The point of this is that there has always been an adversarial relationship between the President and the Press dating back to George Washington, who fretted that his farewell address would not be accurately reported and complained during his presidency that he was being treated unfairly by the newspapers and lampooned by the pamphleteers. The question is where is this administration headed.
Each president has a strategy for dealing with the media. John Kennedy and Ronald Reagan did it through humor, telegenic good looks, an amiable nature and awesome press/communications staffs. Kennedy was the first to televise his press conferences live which was his way of talking directly to the people. At an early such conference, he said with a smile that he was reading the press more and enjoying it less. Everybody laughed. The press secretary Michael Deaver said of Reagan that he “enjoyed the most generous treatment by the press of any President in the postwar era. He knew it and liked the distinction.” Why? As Mark Hertsgaard wrote in his book “On Bended Knee: The Press and The Reagan Presidency” it was mostly Reagan himself. He was sincere, had perfect vocal delivery and a photographic persona.

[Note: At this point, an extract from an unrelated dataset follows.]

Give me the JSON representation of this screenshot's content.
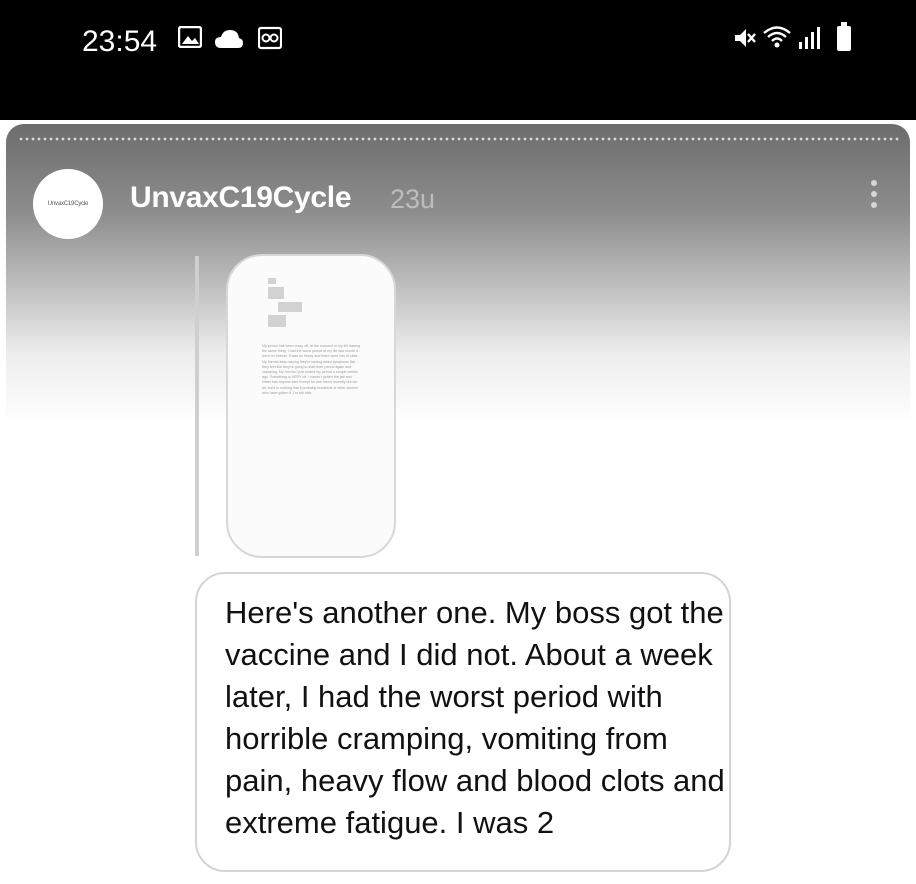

It is unlikely that anyone will compare President Trump to either Reagan or Kennedy in terms of relations with the press. But there are parallels to Nixon and LBJ who felt mightily abused by the media. Both fought back in ways that have not yet been employed by the Trump administration. Nixon sanctioned illegal wiretaps of reporters, IRS investigations of disfavored journalists, meddling with agencies like the Federal Communications Commission who were pressured to deny broadcast licenses to TV stations owned by The Washington Post, and direct threats to editors like the one Nixon’s attorney general John Mitchell delivered: “Katie Graham’s [the publisher of the Post] gonna [sic] get her tit caught in a big fat wringer if that [story is] published.” Two of Nixon’s aides (G. Gordon Liddy and E. Howard Hunt) even discussed a plot to assassinate columnist Jack Anderson according to a 2014 article in Politico. They settled for burglary instead.
LBJ was a little more subtle, telling Graham on the phone that he regretted not being able to see her in person and saying that he could be “like one of these young animals on my ranch and jump the fence” to go see her. When flattery didn’t work he could get nasty, employing the FCC and Justice Department to harass reporters and news organizations, including the Post.
The early days of the Trump administration have seen all of the taunting and disrespect of the press that was evident in the Nixon and Johnson administrations. What hasn’t happened yet, and hopefully won’t, is the use of government agencies to target disfavored journalists and their organizations. I told Politico the day after the election that we should wait a few months to see how this administration settles in, but it does not appear that President Trump and his advisors have delayed that long to engage the media.
The Press and the President are natural adversaries, and that is their expected role. Let’s just hope that the war does not escalate on either side (one cannot help but notice some obvious disdain for Trump in the mainstream media’s news reporting) and the tension that always exists is healthy not hurtful.